Much like Nordhaug, he was at the front of the race trying to get Liquigas-Cannondale team leader Peter Sagen into position for the win, and ended up on the podium.
“At the beginning of the season, I didn’t think I’d have a season like this so I’m very happy,” he said.
It was the final race on Canadian soil for 36-year-old Michael Barry of Toronto, who plans to retire at the end of the season after a long career of top-level racing. He will officially call it quits after the Tour of Beijing next month. He finished in the main peloton in 57th place.
“It was tough, emotional and special,” said Barry, who raced for 14 years with top teams in Europe, mostly as a domestique, or helper. “At the start of the season, these races were an objective of mine.”
It was ideal 19 C racing weather, although quite windy at the top of the course for the 205.7-kilometre race, which saw the 21 teams do 17 laps of a steep course that ran up and down Mount Royal in the centre of the city.
All the action came on the last lap, as several breakaway attempts were made. Hesjedal helped chase down the first two, but Canada’s top rider couldn’t keep up the pace.
Hesjedal had bad luck after he became the first Canadian to win a major Tour with his Giro victory in May. He was in top form and in eighth place overall at the Tour de France in July when he suffered leg and hip injuries in a crash and had to withdraw.
Since finishing 62nd at the London Olympics more than a month ago he had not raced before the Quebec City event.
“If I look at how I was on Friday, I wasn’t certain how I would be able to perform,” Hesjedal said. “I went for it and I was happy with what I was able to do.

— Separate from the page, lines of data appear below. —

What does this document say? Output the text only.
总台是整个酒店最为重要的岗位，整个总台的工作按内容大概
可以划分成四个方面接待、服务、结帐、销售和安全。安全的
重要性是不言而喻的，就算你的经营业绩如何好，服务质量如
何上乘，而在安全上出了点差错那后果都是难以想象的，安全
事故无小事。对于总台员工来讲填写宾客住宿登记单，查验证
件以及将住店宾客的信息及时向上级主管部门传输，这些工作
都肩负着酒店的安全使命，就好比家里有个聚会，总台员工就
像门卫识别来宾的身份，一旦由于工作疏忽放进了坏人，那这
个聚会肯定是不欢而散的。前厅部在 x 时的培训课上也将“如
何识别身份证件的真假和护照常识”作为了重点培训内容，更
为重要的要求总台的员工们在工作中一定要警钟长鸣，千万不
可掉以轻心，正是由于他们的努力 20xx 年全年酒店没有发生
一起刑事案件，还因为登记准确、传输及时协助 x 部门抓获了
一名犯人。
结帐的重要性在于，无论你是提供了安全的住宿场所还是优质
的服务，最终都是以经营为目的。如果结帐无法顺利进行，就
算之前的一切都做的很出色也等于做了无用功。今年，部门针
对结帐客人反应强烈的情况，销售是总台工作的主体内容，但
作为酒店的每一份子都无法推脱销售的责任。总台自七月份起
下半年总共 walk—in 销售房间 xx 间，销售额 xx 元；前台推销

“I committed to the effort and was able to stay ahead of the curve a bit and keep myself in the final and give us a chance.”
Hesjedal finished third at the inaugural Montreal race in 2010.
“I’d like to feel that again and do even better and win this race, but you have to be realistic and see where you are in your season,” said Hesjedal, who hopes to improve his conditioning for the world championships in two weeks in the Netherlands.
“I won the Giro and held that form for the Tour de France before i crashed and had to leave. Then I had to recover and move back to training.”
The entertainment for the crowd lining the course came from Eduard Vorganov, Manuele Boaro and Egoi Martinez, who broke away at the start of the second lap and built a more than seven minute lead.
Boaro was dropped along the way, but Vorganov and Martinez put up a valiant fight before they were swallowed by the pack on the next to last lap, with the Canadian SpiderTech team doing much of the work at the front of the peloton.
The Quebec City and Montreal events are the only World Tour races held in North America. The field included six of the world’s top 20 riders.